The point of my talk is to explore how a focus on flourishing, driven by a logic of love, enables humanistic leaders to co-create more effective organizations with organizational members, stakeholders, and the natural world.  This seems a daunting task, but we can point to good role models and research findings that are supportive and encouraging.  If we take “love” to be a concern with the good of the other, including the fostering of healthy ways of relating and encouraging growth, then we can understand why innovation in organizations might be associated with a logic of love.  Organizational members who feel psychologically safe and understand flourishing as the deeper purpose of their organization’s specific products and services may be more committed to the organization, more engaged with their work, more satisfied with their work lives, and more effective in their work.  Some organizations are more skillful than others in connecting with higher work motivations and purposes.  This can be a competitive advantage in the labor market in which many of today’s workers are seeking much more than a paycheck.

What exactly is Humanistic Leadership?

It is helpful to distinguish leadership and management functions, with the former being about having a positive influence that might over time expand an organizations goals and aspirations, while the latter is more about efficient attainment of existing goals.  The boundary between these ideas are somewhat blurry, but Humanistic Leadership adds content to the meaning of “positive influence” associated with leadership.  As the Humanistic Leadership Academy explains it, Humanistic Leadership involves “a mission to transform [business and] business education to create leaders who honor individual dignity, demonstrate the courage to care for others, and work toward shared wellbeing on a healthy planet” (https://humanisticleadershipacademy.org/).  In other words, the aim of such leadership is the promotion of deep flourishing for people and planet, with profit and other goals being a byproduct of following this North Star.

Which institutions are behind this trend?

We can see these principles in many business school courses, but it has perhaps not yet become fully mainstream there or in the business community.  There are early adopters, such as Barry Wehmiller, Inc., which has made the creation of a caring culture combined with an effective business model the centerpiece of its growth strategy.  The International Humanistic Association is bringing these principles to the business and business school sectors, and the newly established Humanistic Leadership Academy is carry the work forward as well.

Tell us about the Decalogue of Good Practices promoted by IECO and endorsed by the International Humanistic Management Association (IHMA). How do these measures differ from the corporate social responsibility already promoted by many organizations?
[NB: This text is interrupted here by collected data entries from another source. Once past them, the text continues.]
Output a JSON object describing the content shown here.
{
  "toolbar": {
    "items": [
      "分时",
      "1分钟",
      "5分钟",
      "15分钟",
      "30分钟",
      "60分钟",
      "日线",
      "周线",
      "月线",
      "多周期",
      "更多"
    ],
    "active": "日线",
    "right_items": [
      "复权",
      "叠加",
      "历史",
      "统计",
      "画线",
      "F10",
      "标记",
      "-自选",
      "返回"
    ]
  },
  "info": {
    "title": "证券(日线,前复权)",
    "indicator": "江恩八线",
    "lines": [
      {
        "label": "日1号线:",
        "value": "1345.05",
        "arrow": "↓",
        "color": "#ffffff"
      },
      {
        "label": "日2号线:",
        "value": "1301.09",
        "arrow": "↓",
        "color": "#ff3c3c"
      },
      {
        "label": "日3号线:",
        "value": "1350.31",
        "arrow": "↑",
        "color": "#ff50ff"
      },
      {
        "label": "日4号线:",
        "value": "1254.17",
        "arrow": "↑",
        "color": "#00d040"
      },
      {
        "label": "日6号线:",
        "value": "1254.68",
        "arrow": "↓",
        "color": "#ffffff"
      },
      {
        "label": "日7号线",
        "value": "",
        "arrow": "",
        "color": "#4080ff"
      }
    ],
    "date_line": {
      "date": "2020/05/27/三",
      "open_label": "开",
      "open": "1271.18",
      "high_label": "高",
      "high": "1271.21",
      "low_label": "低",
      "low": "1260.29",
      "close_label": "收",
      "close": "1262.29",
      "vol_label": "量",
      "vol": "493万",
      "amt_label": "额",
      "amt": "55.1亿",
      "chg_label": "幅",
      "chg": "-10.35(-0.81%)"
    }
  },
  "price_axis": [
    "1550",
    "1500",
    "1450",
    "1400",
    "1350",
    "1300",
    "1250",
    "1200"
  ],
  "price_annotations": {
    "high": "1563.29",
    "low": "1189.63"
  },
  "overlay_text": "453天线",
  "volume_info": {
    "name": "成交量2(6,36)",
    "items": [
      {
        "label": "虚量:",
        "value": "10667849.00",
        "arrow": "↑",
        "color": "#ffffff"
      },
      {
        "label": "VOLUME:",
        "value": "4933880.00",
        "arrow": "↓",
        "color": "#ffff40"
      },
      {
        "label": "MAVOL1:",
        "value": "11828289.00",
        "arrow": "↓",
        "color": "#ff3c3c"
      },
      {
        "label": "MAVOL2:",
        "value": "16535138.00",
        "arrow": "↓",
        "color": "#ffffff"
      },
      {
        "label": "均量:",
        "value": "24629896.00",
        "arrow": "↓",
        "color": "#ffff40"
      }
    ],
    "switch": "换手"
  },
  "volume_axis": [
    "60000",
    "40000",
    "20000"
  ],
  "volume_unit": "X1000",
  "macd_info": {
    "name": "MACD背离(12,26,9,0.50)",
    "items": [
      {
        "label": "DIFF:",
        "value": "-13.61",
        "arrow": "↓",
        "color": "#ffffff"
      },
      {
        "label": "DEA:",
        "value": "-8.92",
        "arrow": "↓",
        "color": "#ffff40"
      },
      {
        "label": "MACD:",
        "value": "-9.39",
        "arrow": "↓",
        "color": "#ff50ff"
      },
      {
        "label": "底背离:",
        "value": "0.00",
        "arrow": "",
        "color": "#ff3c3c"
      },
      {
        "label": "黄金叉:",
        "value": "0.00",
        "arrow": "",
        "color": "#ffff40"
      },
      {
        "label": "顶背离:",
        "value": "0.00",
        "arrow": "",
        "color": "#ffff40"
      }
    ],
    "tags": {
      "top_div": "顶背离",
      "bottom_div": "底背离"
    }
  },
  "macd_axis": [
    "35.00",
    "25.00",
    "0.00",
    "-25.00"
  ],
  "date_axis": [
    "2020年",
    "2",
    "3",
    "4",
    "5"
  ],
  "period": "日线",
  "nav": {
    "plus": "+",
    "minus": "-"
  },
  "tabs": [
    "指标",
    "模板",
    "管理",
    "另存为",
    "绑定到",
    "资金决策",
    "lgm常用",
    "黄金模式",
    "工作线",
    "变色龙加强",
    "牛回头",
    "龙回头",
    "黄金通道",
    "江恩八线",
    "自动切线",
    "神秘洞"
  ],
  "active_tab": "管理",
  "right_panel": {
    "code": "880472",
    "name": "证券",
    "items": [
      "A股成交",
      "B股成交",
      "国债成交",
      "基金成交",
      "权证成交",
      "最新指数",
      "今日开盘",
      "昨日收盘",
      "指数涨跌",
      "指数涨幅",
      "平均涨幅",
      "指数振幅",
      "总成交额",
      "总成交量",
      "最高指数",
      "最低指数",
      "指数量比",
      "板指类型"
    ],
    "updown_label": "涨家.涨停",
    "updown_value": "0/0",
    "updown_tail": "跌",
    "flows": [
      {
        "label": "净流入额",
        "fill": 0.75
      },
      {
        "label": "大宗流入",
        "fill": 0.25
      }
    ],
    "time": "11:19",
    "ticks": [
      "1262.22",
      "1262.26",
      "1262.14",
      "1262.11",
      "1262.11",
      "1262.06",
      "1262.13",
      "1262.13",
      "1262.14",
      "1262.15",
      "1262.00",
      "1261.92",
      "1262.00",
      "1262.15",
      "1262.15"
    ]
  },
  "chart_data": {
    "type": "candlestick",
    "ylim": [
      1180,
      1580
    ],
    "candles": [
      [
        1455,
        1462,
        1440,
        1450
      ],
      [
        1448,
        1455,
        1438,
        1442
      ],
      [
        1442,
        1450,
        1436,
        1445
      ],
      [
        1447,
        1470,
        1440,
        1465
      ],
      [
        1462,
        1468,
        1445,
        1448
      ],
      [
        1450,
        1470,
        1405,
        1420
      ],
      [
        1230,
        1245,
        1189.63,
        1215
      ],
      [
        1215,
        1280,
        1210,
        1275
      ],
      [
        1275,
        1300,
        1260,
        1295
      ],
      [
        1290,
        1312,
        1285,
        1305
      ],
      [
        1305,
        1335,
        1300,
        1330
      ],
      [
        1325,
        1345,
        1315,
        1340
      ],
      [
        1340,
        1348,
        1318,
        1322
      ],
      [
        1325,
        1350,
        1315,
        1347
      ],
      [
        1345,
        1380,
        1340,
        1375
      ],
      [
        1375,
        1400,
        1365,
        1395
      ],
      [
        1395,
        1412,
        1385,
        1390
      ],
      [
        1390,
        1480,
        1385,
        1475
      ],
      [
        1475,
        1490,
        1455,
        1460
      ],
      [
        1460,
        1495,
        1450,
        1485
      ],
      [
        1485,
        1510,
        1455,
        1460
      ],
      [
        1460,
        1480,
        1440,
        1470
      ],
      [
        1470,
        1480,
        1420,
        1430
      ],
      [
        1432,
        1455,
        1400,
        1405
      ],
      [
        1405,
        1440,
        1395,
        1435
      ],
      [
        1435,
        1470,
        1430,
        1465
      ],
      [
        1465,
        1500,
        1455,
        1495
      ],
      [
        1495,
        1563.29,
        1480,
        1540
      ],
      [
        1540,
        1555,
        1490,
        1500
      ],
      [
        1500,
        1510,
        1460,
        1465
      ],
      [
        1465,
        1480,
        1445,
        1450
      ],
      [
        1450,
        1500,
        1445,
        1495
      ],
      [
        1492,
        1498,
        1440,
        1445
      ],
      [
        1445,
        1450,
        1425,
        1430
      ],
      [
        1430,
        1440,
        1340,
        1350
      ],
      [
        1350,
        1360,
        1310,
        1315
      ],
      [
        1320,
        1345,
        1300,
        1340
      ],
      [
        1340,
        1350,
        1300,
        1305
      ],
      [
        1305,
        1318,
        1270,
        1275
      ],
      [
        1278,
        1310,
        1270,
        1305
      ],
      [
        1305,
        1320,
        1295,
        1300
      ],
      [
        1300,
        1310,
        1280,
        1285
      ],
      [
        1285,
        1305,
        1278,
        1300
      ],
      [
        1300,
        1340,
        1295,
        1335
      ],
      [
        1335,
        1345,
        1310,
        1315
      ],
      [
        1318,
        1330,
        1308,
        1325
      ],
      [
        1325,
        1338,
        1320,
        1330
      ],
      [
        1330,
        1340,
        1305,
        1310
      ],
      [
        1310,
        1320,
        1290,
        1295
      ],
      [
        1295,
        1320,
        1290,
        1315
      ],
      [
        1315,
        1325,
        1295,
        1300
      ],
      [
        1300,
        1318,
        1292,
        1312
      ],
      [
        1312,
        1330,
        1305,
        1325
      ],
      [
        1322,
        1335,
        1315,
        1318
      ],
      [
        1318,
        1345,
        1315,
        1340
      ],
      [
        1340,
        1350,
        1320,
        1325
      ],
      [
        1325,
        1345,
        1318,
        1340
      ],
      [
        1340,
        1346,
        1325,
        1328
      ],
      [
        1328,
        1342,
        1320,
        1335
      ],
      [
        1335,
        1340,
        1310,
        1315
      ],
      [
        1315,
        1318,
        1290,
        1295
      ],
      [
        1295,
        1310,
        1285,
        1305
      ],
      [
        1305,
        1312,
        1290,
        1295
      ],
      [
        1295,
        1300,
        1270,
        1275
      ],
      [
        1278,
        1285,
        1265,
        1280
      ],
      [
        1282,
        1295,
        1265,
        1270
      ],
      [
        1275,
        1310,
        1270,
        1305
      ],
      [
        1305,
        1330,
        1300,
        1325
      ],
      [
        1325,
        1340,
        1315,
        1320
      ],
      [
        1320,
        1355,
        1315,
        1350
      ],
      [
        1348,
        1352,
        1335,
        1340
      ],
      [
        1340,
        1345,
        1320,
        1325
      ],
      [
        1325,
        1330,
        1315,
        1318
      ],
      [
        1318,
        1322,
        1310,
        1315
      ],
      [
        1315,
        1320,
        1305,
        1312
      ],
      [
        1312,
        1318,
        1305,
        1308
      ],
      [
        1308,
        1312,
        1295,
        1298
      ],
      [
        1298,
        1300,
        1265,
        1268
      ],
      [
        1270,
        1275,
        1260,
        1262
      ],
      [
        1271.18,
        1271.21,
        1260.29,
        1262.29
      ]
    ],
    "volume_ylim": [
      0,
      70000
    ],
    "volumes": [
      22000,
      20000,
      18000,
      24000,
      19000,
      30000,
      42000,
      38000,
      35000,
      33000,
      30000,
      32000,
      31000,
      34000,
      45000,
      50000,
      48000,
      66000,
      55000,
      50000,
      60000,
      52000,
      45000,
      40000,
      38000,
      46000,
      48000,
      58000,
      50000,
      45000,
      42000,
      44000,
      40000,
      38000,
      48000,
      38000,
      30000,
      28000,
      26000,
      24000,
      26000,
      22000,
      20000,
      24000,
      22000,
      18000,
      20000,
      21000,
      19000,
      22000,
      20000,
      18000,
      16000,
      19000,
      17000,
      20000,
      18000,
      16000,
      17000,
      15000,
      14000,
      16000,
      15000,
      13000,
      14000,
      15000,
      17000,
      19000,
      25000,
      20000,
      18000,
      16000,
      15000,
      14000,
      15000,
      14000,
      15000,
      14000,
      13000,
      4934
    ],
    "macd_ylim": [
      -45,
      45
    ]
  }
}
There is of course much overlap between the Decalogue and CSR principles, but where the latter can seem somewhat reductionistic and less-than-fully inspiring at times, the Decalogue connects very clearly with dignity, flourishing, and meaningful work in a manner that deeply inspiring.  CSR can sometimes seem like basic compliance with minimal standards, and in fact critics say that CSR is often a public relations stunt that has not changed anything fundamental about extractive and harmful organizational processes.  The Decalogue feels more like an energizing and motivating set of practices that connect with the depths of life and what it means to be fully human, including perhaps even religious and spiritual values and worldviews.  We can see the Decalogue as a roadmap for living into a higher calling, for work as a vocation rather than merely a job or career.  There are resources across religious and moral traditions that might unite seemingly opposed groups, and again, the logic of love leans us forward.  Virtues can be understood as strategies of love aimed at excellence of character and conduct.  If we tap into motivations grounded in healthy love.

Why do you think it is necessary to promote this Humanistic Management in companies?
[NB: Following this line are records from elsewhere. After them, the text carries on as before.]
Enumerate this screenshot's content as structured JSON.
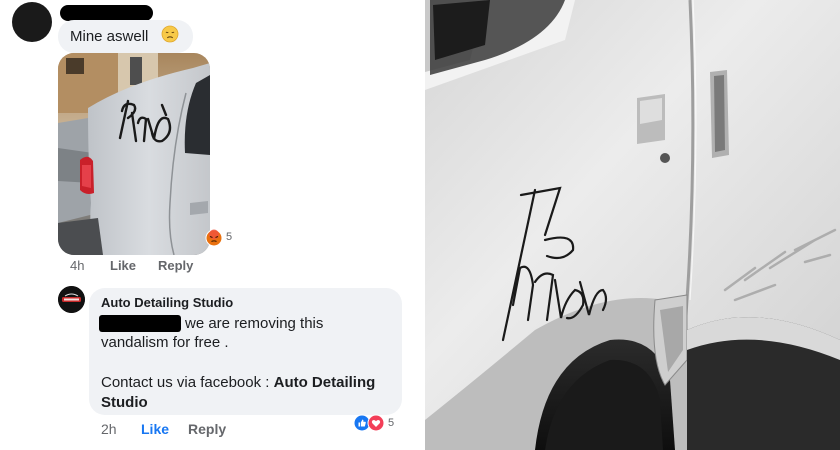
{
  "comment1": {
    "text": "Mine aswell",
    "emoji_icon": "sad-face-icon",
    "reaction_icon": "angry-reaction-icon",
    "reaction_count": "5",
    "time": "4h",
    "like_label": "Like",
    "reply_label": "Reply",
    "photo_scrawl": "Porto"
  },
  "comment2": {
    "author": "Auto Detailing Studio",
    "line1": "we are removing this",
    "line2": "vandalism for free .",
    "line3_prefix": "Contact us via facebook : ",
    "line3_bold": "Auto Detailing",
    "line4": "Studio",
    "reaction_icons": [
      "like-reaction-icon",
      "love-reaction-icon"
    ],
    "reaction_count": "5",
    "time": "2h",
    "like_label": "Like",
    "reply_label": "Reply"
  },
  "right_photo": {
    "graffiti_text": "Porto",
    "colors": {
      "van": "#e6e6e6",
      "shadow": "#1e1e1e"
    }
  },
  "colors": {
    "bubble": "#f0f2f5",
    "meta": "#65676b",
    "like_active": "#1877f2"
  }
}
We can create organizational cultures that truly promote a better world, if we have an appropriate North Star and agreed-upon set of practices that tap into higher human motivations.  This may require quite a bit of restructuring within organizations if the flourishing North Star has been clouded by extraction and individually and collectively selfish practices.

It seems contradictory to talk about a slow or quiet reflection on the humanistic meaning of work in the century of the digital revolution and the culture of impatience and instant gratification. Could you tell us what feedback have you received from the companies and institutions when they listen to these ideas? What are the main challenges faced by organizations?
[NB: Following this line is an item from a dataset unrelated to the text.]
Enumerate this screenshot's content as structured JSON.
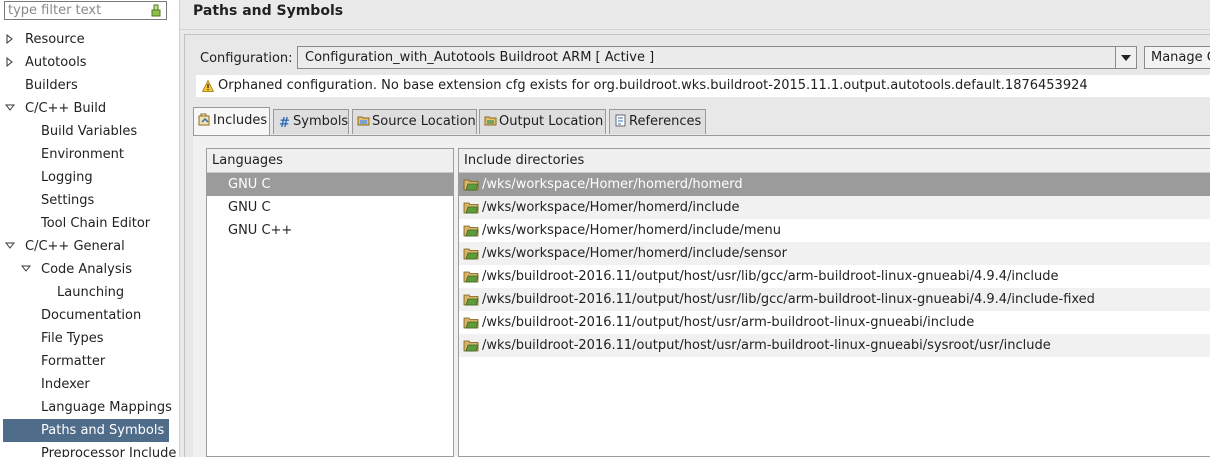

Speed as you described it is a problem because it can disconnect us from our best possible selves.  I mentioned Barry Wehmiller, Inc. above.  They have learned that slowing down to listen, celebrate together, and express gratitude for the care that is present their family of organizations is a very effective pathway to greater success.  If we lose sight of why we are doing something, we tend to drift towards disengagement.  Gallup surveys find that most workers throughout the world are indeed disengaged, with large numbers actively rowing in a direction that is opposite of what organizational leaders desire.  Of the 3.3 billion people who want a great job, 3 billion do not have one and 75% are workers are not fully engaged in their work.  That is a crisis that leads to massive stress-related health and mental health problems.  The contemporary workplace is literally killing people.  It is no surprise the heart attacks increase by 20% on Monday mornings.  It does not have to be this way, as Barry Wehmiller is demonstrating.  In other words, love is practical and it works in the real world.

What three pieces of advice would you give to the companies that want to implement Humanistic Leadership in their organizational culture?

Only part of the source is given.